Le personnel se résume souvent au seul patron horloger.A Saint Pourçain l’horloger Durin n’a même pas de vitrine.L’horloger Péraud à Blois lui ne dispose même pas d’un pas de porte, puisqu’il est à l’étage, et que visiblement il a fortement intérêt à y rester, au moins en octobre 1907.
La profession de réparateur en horlogerie peut se contenter d’un espace extrêmement restreint pour s’exercer.
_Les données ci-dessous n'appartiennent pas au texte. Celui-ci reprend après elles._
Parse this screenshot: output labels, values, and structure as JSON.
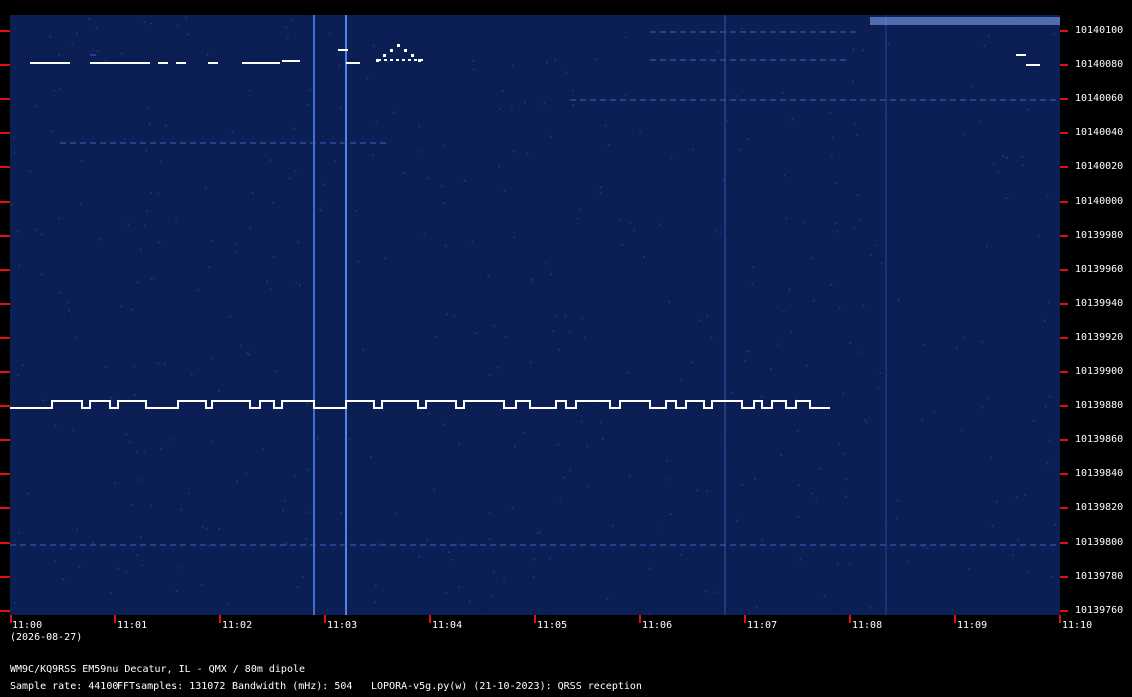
{
  "frequency_labels": [
    "10140100",
    "10140080",
    "10140060",
    "10140040",
    "10140020",
    "10140000",
    "10139980",
    "10139960",
    "10139940",
    "10139920",
    "10139900",
    "10139880",
    "10139860",
    "10139840",
    "10139820",
    "10139800",
    "10139780",
    "10139760"
  ],
  "time_labels": [
    "11:00",
    "11:01",
    "11:02",
    "11:03",
    "11:04",
    "11:05",
    "11:06",
    "11:07",
    "11:08",
    "11:09",
    "11:10"
  ],
  "date": "(2026-08-27)",
  "station": "WM9C/KQ9RSS EM59nu Decatur, IL - QMX / 80m dipole",
  "sample_rate": "Sample rate: 44100",
  "fft_samples": "FFTsamples: 131072",
  "bandwidth": "Bandwidth (mHz): 504",
  "software": "LOPORA-v5g.py(w) (21-10-2023): QRSS reception",
  "colors": {
    "background": "#0b1f55",
    "signal": "#ffffff",
    "tick": "#e01010"
  }
}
La mobilité de ces micro-commerces permettait de suivre les foires très fréquentées à l’époque, le commerçant pouvaient même effectuer quelques petites ventes d’horlogerie.
Quel contraste avec le 12 boulevard des Capucines, en lieu et place du magasin Old England où votre serviteur allait acheter ses gants en pécari dans sa jeunesse lointaine. Bucherer propose à Paris la plus exceptionnelle vitrine horlogère du monde sur trois étages, couvrant 2200 m2 d’exposition avec 23 marques de montres, quelques pendules et de rares réveils. Bucherer offre à cette adresse le plus vaste choix au monde de montres Rolex avec plus de 1300 modèles disponibles.
Jusqu’à présent le record, reconnu au Guinness World Records Book , était détenu par le superstore horloger de Tourneau sur la 57° rue à New-York et ses 1400 m2 de surface.Record battu par Tourneau lui-même en 2005, avec l’ouverture du Tourneau Time Dome de Las Vegas et ses 1 580 m2, record que Bucherer vient donc d’atomiser à Paris avec les 2200 m2. Toutefois la compétition n’a plus de sens puisque Bucherer a racheté Tourneau en 2018 mais on y trouve ni cycles, ni vélos, ni machines à coudre.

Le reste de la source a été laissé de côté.